From Glenn Reynold in USA Today, Who’s to blame for Hillary and Donald?

And, of course, voters are to blame, too. One of the flaws of democracy is something called “rational ignorance.” Voters know that their individual vote isn’t likely to make a difference, so it’s rational for them not to put a lot of effort into informing themselves. Instead, politics is more like sports, with people cheering on a team or an idol regardless of real-world issues. Tyler Cowen writes that much of American politics is about which groups will rise in status over others, rather than policy per se. An electorate that views things this way is not likely to make political decisions that benefit the nation as a whole.

The Framers of our Constitution knew this, of course. This is why they created a representative democracy, a republic, rather than a pure democracy. As James Madison wrote in Federalist No. 55, “Had every Athenian citizen been a Socrates, every Athenian assembly would still have been a mob.” The idea was that while voters might be rationally ignorant, the better sorts of people would be more informed, and more vigilant.

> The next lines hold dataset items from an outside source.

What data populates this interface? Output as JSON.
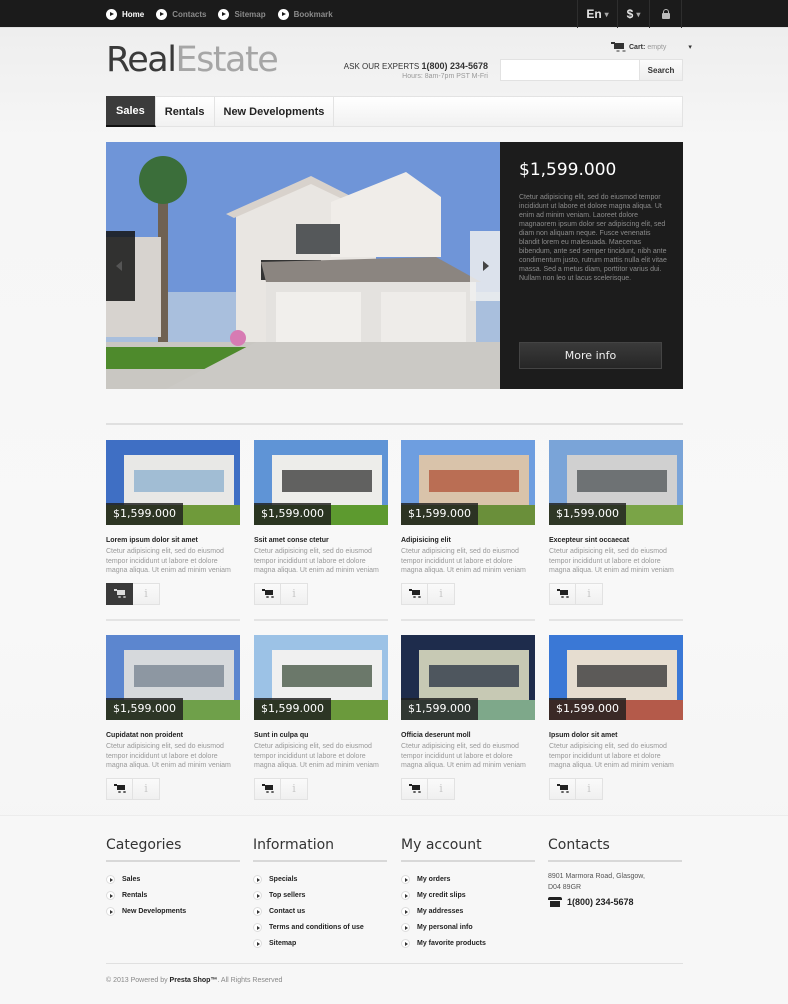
{
  "topbar": {
    "nav": [
      {
        "label": "Home",
        "active": true
      },
      {
        "label": "Contacts",
        "active": false
      },
      {
        "label": "Sitemap",
        "active": false
      },
      {
        "label": "Bookmark",
        "active": false
      }
    ],
    "language": "En",
    "currency": "$",
    "lock_icon": "lock-icon"
  },
  "header": {
    "logo_part1": "Real",
    "logo_part2": "Estate",
    "cart_label": "Cart:",
    "cart_status": "empty",
    "experts_label": "ASK OUR EXPERTS",
    "experts_phone": "1(800) 234-5678",
    "hours": "Hours: 8am-7pm PST M-Fri",
    "search_placeholder": "",
    "search_value": "",
    "search_button": "Search"
  },
  "menu": [
    {
      "label": "Sales",
      "active": true
    },
    {
      "label": "Rentals",
      "active": false
    },
    {
      "label": "New Developments",
      "active": false
    }
  ],
  "slider": {
    "price": "$1,599.000",
    "description": "Ctetur adipisicing elit, sed do eiusmod tempor incididunt ut labore et dolore magna aliqua. Ut enim ad minim veniam. Laoreet dolore magnaorem ipsum dolor ser adipiscing elit, sed diam non aliquam neque. Fusce venenatis blandit lorem eu malesuada. Maecenas bibendum, ante sed semper tincidunt, nibh ante condimentum justo, rutrum mattis nulla elit vitae massa. Sed a metus diam, porttitor varius dui. Nullam non leo ut lacus scelerisque.",
    "button": "More info"
  },
  "products": [
    {
      "price": "$1,599.000",
      "title": "Lorem ipsum dolor sit amet",
      "desc": "Ctetur adipisicing elit, sed do eiusmod tempor incididunt ut labore et dolore magna aliqua. Ut enim ad minim veniam",
      "cart_active": true
    },
    {
      "price": "$1,599.000",
      "title": "Ssit amet conse ctetur",
      "desc": "Ctetur adipisicing elit, sed do eiusmod tempor incididunt ut labore et dolore magna aliqua. Ut enim ad minim veniam",
      "cart_active": false
    },
    {
      "price": "$1,599.000",
      "title": "Adipisicing elit",
      "desc": "Ctetur adipisicing elit, sed do eiusmod tempor incididunt ut labore et dolore magna aliqua. Ut enim ad minim veniam",
      "cart_active": false
    },
    {
      "price": "$1,599.000",
      "title": "Excepteur sint occaecat",
      "desc": "Ctetur adipisicing elit, sed do eiusmod tempor incididunt ut labore et dolore magna aliqua. Ut enim ad minim veniam",
      "cart_active": false
    },
    {
      "price": "$1,599.000",
      "title": "Cupidatat non proident",
      "desc": "Ctetur adipisicing elit, sed do eiusmod tempor incididunt ut labore et dolore magna aliqua. Ut enim ad minim veniam",
      "cart_active": false
    },
    {
      "price": "$1,599.000",
      "title": "Sunt in culpa qu",
      "desc": "Ctetur adipisicing elit, sed do eiusmod tempor incididunt ut labore et dolore magna aliqua. Ut enim ad minim veniam",
      "cart_active": false
    },
    {
      "price": "$1,599.000",
      "title": "Officia deserunt moll",
      "desc": "Ctetur adipisicing elit, sed do eiusmod tempor incididunt ut labore et dolore magna aliqua. Ut enim ad minim veniam",
      "cart_active": false
    },
    {
      "price": "$1,599.000",
      "title": "Ipsum dolor sit amet",
      "desc": "Ctetur adipisicing elit, sed do eiusmod tempor incididunt ut labore et dolore magna aliqua. Ut enim ad minim veniam",
      "cart_active": false
    }
  ],
  "product_info_glyph": "i",
  "footer": {
    "categories": {
      "title": "Categories",
      "items": [
        "Sales",
        "Rentals",
        "New Developments"
      ]
    },
    "information": {
      "title": "Information",
      "items": [
        "Specials",
        "Top sellers",
        "Contact us",
        "Terms and conditions of use",
        "Sitemap"
      ]
    },
    "account": {
      "title": "My account",
      "items": [
        "My orders",
        "My credit slips",
        "My addresses",
        "My personal info",
        "My favorite products"
      ]
    },
    "contacts": {
      "title": "Contacts",
      "address_line1": "8901 Marmora Road, Glasgow,",
      "address_line2": "D04 89GR",
      "phone": "1(800) 234-5678"
    },
    "copyright_pre": "© 2013 Powered by",
    "copyright_brand": "Presta Shop™",
    "copyright_post": ". All Rights Reserved"
  }
}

The voters would be like a reset button, but mostly the machinery of government would be run by elites, who had a stronger incentive to know what was going on, and to deal with it effectively on behalf of the nation.

The problem is that today’s elites aren’t really the better sorts of people. As Richard Fernandez notes, today we have a principal-agent problem. Those happen when the agent (a lawyer, say, or a public official, or a journalist) cuts deals for himself instead of for the benefit of the people he’s representing. Our elites seem to be doing that now — looking after themselves, rather than after the country, with traditional limits on self-dealing having vanished.

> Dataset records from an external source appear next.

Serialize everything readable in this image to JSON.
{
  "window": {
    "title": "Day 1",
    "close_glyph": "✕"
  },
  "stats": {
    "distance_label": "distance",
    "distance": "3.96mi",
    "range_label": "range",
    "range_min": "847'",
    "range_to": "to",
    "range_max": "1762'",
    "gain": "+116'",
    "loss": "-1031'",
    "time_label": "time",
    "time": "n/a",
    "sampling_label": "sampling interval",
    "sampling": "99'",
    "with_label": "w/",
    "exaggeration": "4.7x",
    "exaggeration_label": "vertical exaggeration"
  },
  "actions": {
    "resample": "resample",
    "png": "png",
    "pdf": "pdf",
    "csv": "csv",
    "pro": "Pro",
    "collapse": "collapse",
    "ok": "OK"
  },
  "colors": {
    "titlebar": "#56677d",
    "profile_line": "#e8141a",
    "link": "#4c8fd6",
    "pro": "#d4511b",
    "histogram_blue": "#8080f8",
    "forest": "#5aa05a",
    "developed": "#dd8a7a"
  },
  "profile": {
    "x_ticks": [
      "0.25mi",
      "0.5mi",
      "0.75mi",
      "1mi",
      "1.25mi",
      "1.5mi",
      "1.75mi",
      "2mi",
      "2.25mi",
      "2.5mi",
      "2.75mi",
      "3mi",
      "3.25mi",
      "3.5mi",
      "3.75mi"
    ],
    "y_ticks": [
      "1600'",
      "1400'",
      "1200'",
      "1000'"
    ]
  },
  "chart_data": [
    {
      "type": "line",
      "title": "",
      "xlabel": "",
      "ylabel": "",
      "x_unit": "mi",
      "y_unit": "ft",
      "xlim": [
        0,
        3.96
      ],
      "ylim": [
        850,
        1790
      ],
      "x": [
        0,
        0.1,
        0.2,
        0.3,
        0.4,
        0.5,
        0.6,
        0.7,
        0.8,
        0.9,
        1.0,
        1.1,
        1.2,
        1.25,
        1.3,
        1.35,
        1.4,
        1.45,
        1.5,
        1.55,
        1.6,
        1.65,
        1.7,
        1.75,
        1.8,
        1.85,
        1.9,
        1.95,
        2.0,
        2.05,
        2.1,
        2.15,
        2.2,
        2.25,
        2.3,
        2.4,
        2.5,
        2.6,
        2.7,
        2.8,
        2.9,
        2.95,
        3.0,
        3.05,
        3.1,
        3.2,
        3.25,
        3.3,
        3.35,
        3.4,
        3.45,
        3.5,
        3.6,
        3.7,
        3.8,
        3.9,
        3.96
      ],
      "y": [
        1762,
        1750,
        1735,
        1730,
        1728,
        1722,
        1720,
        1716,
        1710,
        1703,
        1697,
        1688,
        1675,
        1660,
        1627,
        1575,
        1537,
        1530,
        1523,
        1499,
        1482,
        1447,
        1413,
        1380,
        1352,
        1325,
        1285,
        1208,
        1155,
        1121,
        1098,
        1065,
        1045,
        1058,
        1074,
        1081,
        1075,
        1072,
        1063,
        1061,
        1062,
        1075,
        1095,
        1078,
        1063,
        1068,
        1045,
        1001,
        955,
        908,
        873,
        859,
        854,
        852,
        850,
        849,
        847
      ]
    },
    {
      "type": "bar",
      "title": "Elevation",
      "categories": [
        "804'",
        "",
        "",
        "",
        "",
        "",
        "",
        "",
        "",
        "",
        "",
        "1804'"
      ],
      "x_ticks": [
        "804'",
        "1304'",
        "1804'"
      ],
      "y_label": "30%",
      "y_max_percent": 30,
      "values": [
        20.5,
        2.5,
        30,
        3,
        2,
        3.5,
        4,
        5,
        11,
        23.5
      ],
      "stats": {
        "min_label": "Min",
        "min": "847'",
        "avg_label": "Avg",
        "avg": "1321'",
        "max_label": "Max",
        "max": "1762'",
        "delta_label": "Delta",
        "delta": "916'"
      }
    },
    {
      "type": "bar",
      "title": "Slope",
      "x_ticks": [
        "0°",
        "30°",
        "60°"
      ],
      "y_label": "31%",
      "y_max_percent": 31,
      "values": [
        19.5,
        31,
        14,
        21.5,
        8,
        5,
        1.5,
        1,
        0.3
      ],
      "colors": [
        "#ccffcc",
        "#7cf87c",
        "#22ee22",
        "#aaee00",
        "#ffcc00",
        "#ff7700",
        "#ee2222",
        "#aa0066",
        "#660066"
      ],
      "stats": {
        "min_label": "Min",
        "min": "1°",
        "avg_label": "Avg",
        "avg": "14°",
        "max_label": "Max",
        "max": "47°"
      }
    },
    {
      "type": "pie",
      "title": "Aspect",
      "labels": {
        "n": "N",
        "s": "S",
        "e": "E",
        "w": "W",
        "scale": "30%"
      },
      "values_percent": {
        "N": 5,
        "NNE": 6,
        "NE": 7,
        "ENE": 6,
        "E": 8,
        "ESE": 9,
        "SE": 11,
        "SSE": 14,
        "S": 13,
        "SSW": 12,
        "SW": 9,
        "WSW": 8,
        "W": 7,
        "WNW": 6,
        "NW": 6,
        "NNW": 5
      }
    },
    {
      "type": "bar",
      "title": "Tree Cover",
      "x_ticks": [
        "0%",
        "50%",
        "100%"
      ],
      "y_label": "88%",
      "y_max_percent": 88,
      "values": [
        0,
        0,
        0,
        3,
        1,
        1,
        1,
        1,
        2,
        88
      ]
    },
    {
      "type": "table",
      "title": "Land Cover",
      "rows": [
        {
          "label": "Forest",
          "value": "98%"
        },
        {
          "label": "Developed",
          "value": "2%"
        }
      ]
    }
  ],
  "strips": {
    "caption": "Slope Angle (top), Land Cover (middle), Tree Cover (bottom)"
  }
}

If a republic is just a representative group elected by an ignorant democratic mass then the distinction between a republic and a democracy is moot.  Democracy and demagogue have the same origin.

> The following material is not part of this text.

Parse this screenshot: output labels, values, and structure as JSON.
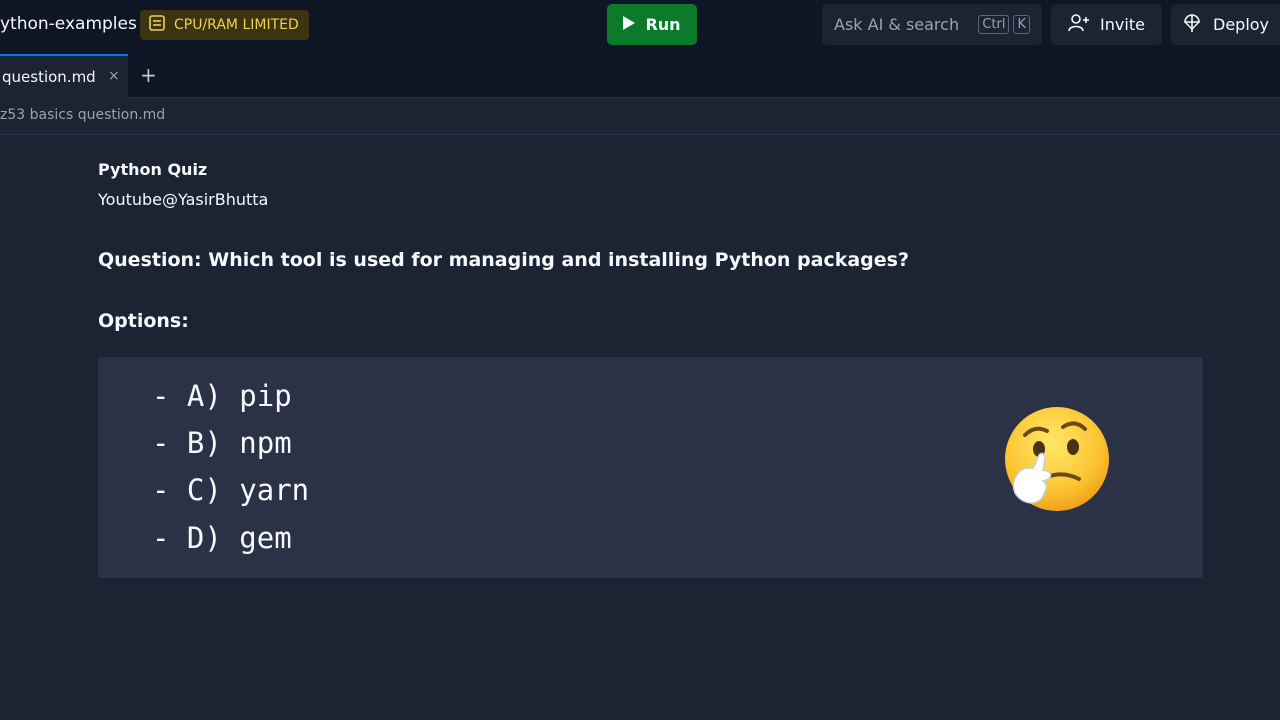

What makes our system unique is not that it is a republic but that it is moored in the written law and that written law in designed to restrain the government’s power. The progressive movement has sought to remove those restrictions and restore greater power to the central government.  Progressives believed that liberty had more to fear from unrestrained commerce than from unrestrained government.

The dramatic growth in the administrative, regulatory and welfare state has created opportunities for government officials to enrich themselves through political opportunities.  No one has mastered this development like the Clintons.